One of the most commonly used techniques to enhance the efficiency of AI models is quantization. This method involves reducing the number of bits required to represent information in a computer. To put it simply, it’s like saying “noon” instead of the exact time with all the seconds and milliseconds. The level of precision needed depends on the situation.
AI models consist of various components that can be quantized, especially parameters that are crucial for making predictions. Quantized models with fewer bits are less mathematically and computationally demanding when running. However, there are trade-offs associated with quantization that are now becoming more apparent.
A recent study by researchers from Harvard, Stanford, MIT, Databricks, and Carnegie Mellon revealed that quantized models may perform poorly if the original unquantized model was trained over an extended period with large amounts of data. This suggests that at a certain point, training a smaller model from scratch might be more effective than quantizing a larger one.
This could pose challenges for AI companies that train massive models for better accuracy and then try to quantize them to reduce costs.

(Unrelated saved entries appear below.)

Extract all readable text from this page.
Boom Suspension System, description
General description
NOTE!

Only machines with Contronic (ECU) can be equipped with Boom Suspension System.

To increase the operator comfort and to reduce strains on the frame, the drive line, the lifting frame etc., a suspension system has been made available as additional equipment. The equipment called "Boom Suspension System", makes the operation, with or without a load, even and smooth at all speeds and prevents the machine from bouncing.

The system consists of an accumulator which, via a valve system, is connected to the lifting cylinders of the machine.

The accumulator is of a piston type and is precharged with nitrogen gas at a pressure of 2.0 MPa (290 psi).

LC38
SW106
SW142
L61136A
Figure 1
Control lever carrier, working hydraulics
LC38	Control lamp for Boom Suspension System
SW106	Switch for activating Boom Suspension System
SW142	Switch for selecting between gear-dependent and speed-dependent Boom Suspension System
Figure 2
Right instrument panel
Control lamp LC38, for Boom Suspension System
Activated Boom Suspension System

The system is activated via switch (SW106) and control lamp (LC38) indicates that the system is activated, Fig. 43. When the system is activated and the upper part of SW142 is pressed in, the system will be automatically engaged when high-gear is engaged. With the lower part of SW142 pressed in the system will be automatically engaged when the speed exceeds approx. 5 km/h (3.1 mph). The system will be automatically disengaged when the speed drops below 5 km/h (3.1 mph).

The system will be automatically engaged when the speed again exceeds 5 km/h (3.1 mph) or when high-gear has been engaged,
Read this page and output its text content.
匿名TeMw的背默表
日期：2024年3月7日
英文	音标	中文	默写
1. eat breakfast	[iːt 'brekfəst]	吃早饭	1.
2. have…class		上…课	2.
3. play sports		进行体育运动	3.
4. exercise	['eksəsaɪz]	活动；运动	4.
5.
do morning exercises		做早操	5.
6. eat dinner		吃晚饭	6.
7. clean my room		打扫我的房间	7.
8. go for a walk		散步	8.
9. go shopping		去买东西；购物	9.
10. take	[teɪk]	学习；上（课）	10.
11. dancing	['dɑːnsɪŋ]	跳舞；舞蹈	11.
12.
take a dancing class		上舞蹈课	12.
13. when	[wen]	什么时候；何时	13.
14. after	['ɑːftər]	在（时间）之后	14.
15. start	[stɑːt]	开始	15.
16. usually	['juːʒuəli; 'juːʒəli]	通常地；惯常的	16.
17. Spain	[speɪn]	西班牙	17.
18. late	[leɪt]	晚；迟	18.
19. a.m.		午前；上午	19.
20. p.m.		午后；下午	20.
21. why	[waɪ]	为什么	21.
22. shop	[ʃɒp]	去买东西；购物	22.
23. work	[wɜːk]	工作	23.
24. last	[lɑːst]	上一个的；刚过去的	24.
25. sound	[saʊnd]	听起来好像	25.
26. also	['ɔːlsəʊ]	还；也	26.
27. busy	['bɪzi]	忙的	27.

The impact of this is already being seen, with reports indicating that quantizing certain models, like Meta’s Llama 3, can have detrimental effects due to their training methods.
While many AI labs focus on training models on vast datasets to enhance AI capabilities, there is evidence that scaling up eventually reaches a point of diminishing returns. Despite this, the industry seems reluctant to move away from this approach.
To address the degradation of quantized models, researchers suggest training models in low precision to improve robustness. Precision refers to the number of digits a numerical data type can accurately represent. Most models today are trained at 16-bit or half precision and post-train quantized to 8-bit precision for efficiency.
Although hardware vendors like Nvidia advocate for lower precision for quantized model inference, extremely low precision may lead to a significant drop in quality unless the model is exceptionally large. This highlights the complexity of AI models and the limitations of reducing precision without impacting performance.
In conclusion, reducing inference costs through quantization has its limitations, and there is no one-size-fits-all solution. Researchers emphasize the importance of understanding the trade-offs involved in quantization and the need for new architectures to stabilize low precision training. By focusing on meticulous data curation and filtering, along with developing new architectures, the future of AI models could be more efficient and effective.